After eight months of practice and efforts Luke Geissbuhler from New York using weather balloon, a video camera, and an iPhone created a video by letting the balloon rise up to 100,000 feet.
Everything is recorded on a video camera. A the end the balloon bursts and the little spacecraft comes back down to earth on a parachute, landing only 30 miles north from where it started.
His two boys help him with the project and getting the thing started. You can usually see these kind of pictures only from NASA, done with million dollar equipment.
The camera used was a $260 GoPro HD Hero. It was positioned in a foam casing and surrounded by hand warmers in attempt to stop it freezing as it reached the edge of out atmosphere. The ascent was done using a weather balloon which will rise to the point where the lack of atmosphere allows it to expand to breaking point.
At its highest point the camera reach 100,000 ft and the balloon had expanded to 19 ft in diameter.

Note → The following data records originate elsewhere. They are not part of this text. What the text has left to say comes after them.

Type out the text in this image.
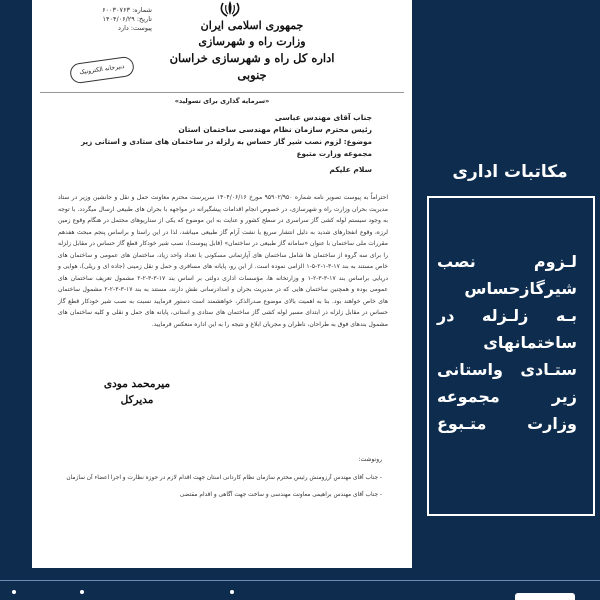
شماره: ۶۰۰۳۰۷۶۳
تاریخ: ۱۴۰۴/۰۶/۲۹
پیوست: دارد	جمهوری اسلامی ایران
وزارت راه و شهرسازی
اداره کل راه و شهرسازی خراسان جنوبی
دبیرخانه الکترونیک
«سرمایه گذاری برای تسولید»
جناب آقای مهندس عباسی
رئیس محترم سازمان نظام مهندسی ساختمان استان
موضوع: لزوم نصب شیر گاز حساس به زلزله در ساختمان های ستادی و استانی زیر مجموعه وزارت متبوع
سلام علیکم
احتراماً به پیوست تصویر نامه شماره ۹۵۹۰۲/۹۵۰ مورخ ۱۴۰۴/۰۶/۱۶ سرپرست محترم معاونت حمل و نقل و جانشین وزیر در ستاد مدیریت بحران وزارت راه و شهرسازی، در خصوص انجام اقدامات پیشگیرانه در مواجهه با بحران های طبیعی ارسال میگردد. با توجه به وجود سیستم لوله کشی گاز سراسری در سطح کشور و عنایت به این موضوع که یکی از سناریوهای محتمل در هنگام وقوع زمین لرزه، وقوع انفجارهای شدید به دلیل انتشار سریع یا نشت آرام گاز طبیعی میباشد، لذا در این راستا و براساس پنجم مبحث هفدهم مقررات ملی ساختمان با عنوان «سامانه گاز طبیعی در ساختمان» (قابل پیوست)، نصب شیر خودکار قطع گاز حساس در مقابل زلزله را برای سه گروه از ساختمان ها شامل ساختمان های آپارتمانی مسکونی با تعداد واحد زیاد، ساختمان های عمومی و ساختمان های خاص مستند به بند ۱۷-۳-۱-۲-۵-۱ الزامی نموده است. از این رو، پایانه های مسافری و حمل و نقل زمینی (جاده ای و ریلی)، هوایی و دریایی براساس بند ۱۷-۳-۳-۲-۱ و وزارتخانه ها، مؤسسات اداری دولتی بر اساس بند ۱۷-۳-۳-۲-۲ مشمول تعریف ساختمان های عمومی بوده و همچنین ساختمان هایی که در مدیریت بحران و امدادرسانی نقش دارند، مستند به بند ۱۷-۳-۳-۲-۲ مشمول ساختمان های خاص خواهند بود. بنا به اهمیت بالای موضوع صدرالذکر، خواهشمند است دستور فرمایید نسبت به نصب شیر خودکار قطع گاز حساس در مقابل زلزله در ابتدای مسیر لوله کشی گاز ساختمان های ستادی و استانی، پایانه های حمل و نقلی و کلیه ساختمان های مشمول بندهای فوق به طراحان، ناظران و مجریان ابلاغ و نتیجه را به این اداره منعکس فرمایید.
میرمحمد مودی
مدیرکل
رونوشت:
- جناب آقای مهندس آرزومنش رئیس محترم سازمان نظام کاردانی استان جهت اقدام لازم در حوزه نظارت و اجرا اعضاء آن سازمان
- جناب آقای مهندس براهیمی معاونت مهندسی و ساخت جهت آگاهی و اقدام مقتضی
مکاتبات اداری
لـزوم نصب شیرگازحساس بـه زلـزله در ساختمانهای ستـادی واستانی زیر مجموعه وزارت متـبوع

Then the rapid decent of up to 150mph even with the parachute deployed. which with winds of 100mph could have carried the camera hundreds of miles off course, but luckily brought it down just 30 miles from the launch site.
The camera was tracked via GPS using an iPhone and ended up landing 50 ft up, lodged in a tree. A small LED light on the casing allowed it to be spotted late the same night, recovered, and the incredible video footage.
Brooklyn Space Program is a organization formed by a group of friends in New York City interested in scientific experiments, engineering, design and education.